Tubuhku terasa sangat lelah, entah sudah berapa lama aku berjalan tanpa arah yang jelas. Dengan tangan diborgol dan mata ditutup, aku dibawa oleh penjaga ke tempat yang tidak aku ketahui. Di sana, tim penembak sudah menunggu kedatanganku.
"Masih lama, ya? Kakiku sakit."
Tidak ada jawaban dari para penjaga. Ah, tidak seru. Padahal, tidak ada ruginya meladeni orang yang sebentar lagi akan mati. Ya, aku tidak bisa memaksa juga, sih.
Setelah berjalan untuk waktu yang rasanya sangat lama, kami akhirnya berhenti. Suasananya sepi sekali, apakah tidak ada dari mereka yang mengobrol satu sama lain?
"Apa kita sudah sampai?"
Tidak ada jawaban lagi. Apa-apaan, sih, mereka ini!? Lama-lama, aku bisa kesal dibuatnya. Salah seorang penjaga melepaskan borgol tanganku, lalu menuntunku beberapa langkah ke depan. Kemudian, ia menekanku hingga berlutut di tanah. Kemudian, tanpa berkata-kata penjaga itu pergi meninggalkanku.
Kesepian mulai sirna ketika aku mendengar suara derap kaki yang banyak jumlahnya. Senapan dikokang, dan nyawaku kini benar-benar berada di ambang kematian. Kira-kira, ada berapa orang di hadapanku sekarang? Lima? Delapan? sepuluh?

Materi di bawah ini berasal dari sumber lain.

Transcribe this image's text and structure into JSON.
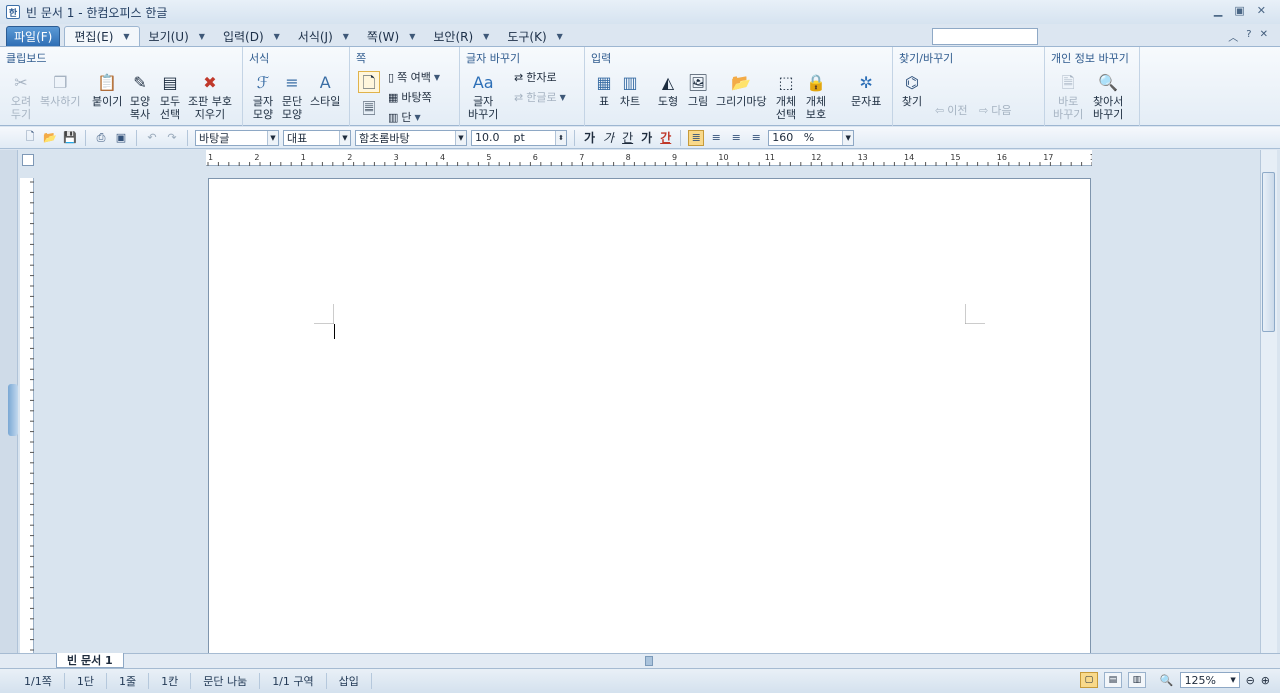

Kalau aku boleh jujur, aku benar-benar ketakutan sekarang. Aku bukan orang sok hebat yang bisa menatap kematian di depan mata tanpa rasa takut. Saat ini, aku benar-benar gemetar, takut akan apa yang terjadi setelahnya. Tapi, aku tidak bisa menghindari hukuman yang dijatuhkan padaku. Aku harus bertanggung jawab atas semua perbuatanku, semua dosaku pada Senja, Kharisma, Nadine, dan orang-orang yang harus menderita karena aku.

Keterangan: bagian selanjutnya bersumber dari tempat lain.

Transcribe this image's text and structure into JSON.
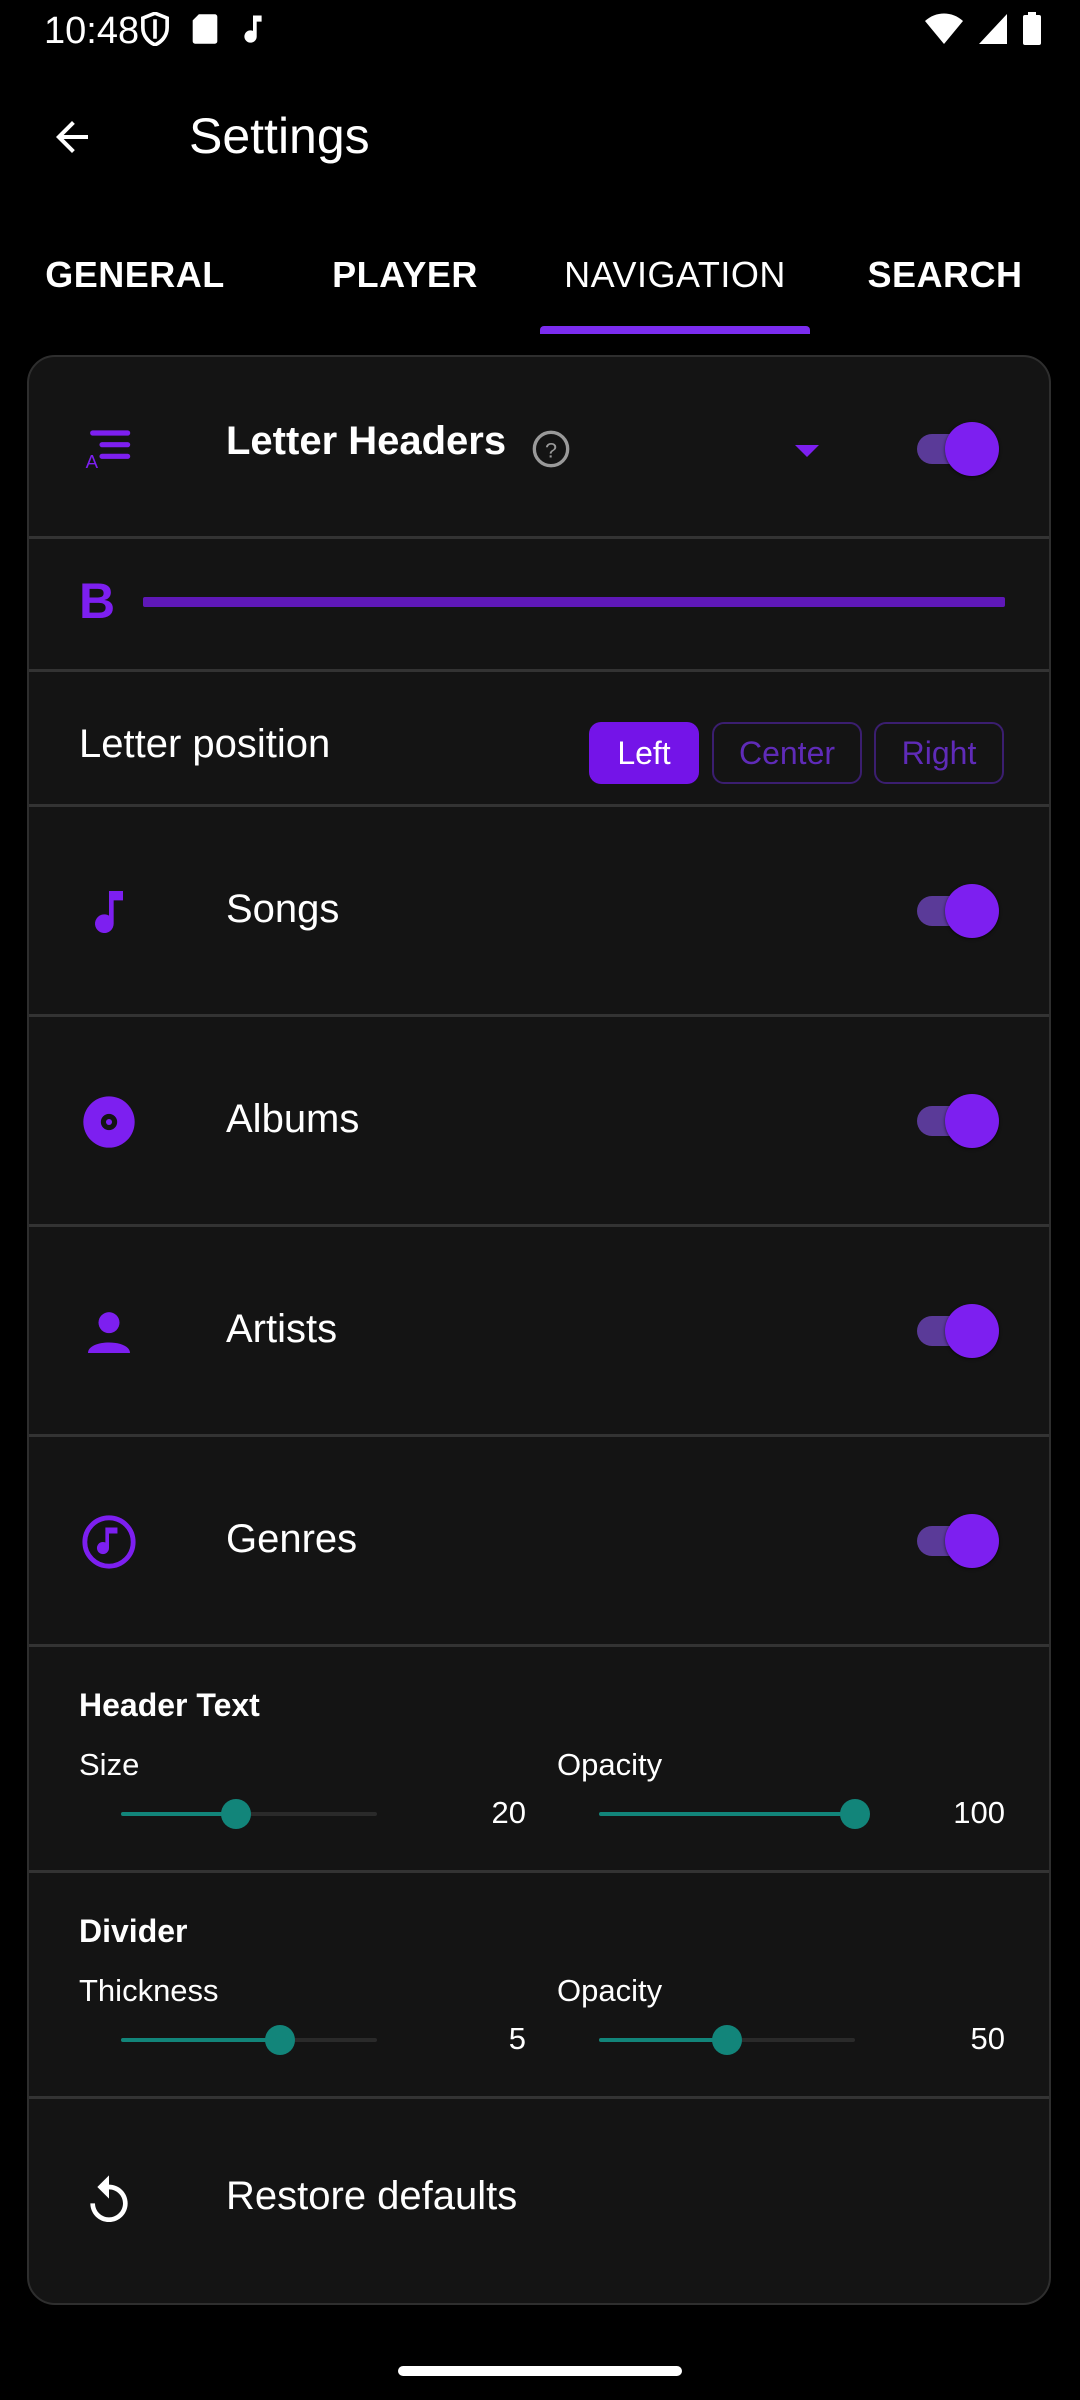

Eksekusi masih belum juga dimulai, dan aku mulai benar-benar merasa resah. Aku berusaha memikirkan hal-hal baik, berharap hal itu bisa membantuku jadi lebih tenang. Sebentar lagi, aku akan bertemu kembali dengan Nadine, Kharisma, dan Senja. Apakah Nadine akan kecewa karena aku menolak bantuannya? Semoga saja dia mengerti dengan keputusan yang aku ambil. Aku juga sudah tidak sabar bertemu Kharisma, meminta maaf karena tidak bisa menjadi teman yang baik untuknya.
Lalu... Senja...
SATU!
Suara teriakan pemimpin tim penembak mengejutkanku, dan hampir membuat pikiranku buyar. Sekarang, aku sedang membayangkan saat-saat aku bertemu dengan Senja. Kira-kira, apa yang akan aku katakan ketika bertemu dengannya lagi, ya?
DUA!
Pertama-tama, aku harus minta maaf. Setelahnya, aku akan menyampaikan isi hatiku pada Senja. Aku tahu dia juga menyimpan rasa yang sama sepertiku, dan aku harap itu bisa menjadi awal yang bagus.
Ah iya, saat aku bertemu dengannya, apakah dia akan memanggilku dengan panggilan khasnya? Aku jadi membayangkan bagaimana Senja akan menyapaku.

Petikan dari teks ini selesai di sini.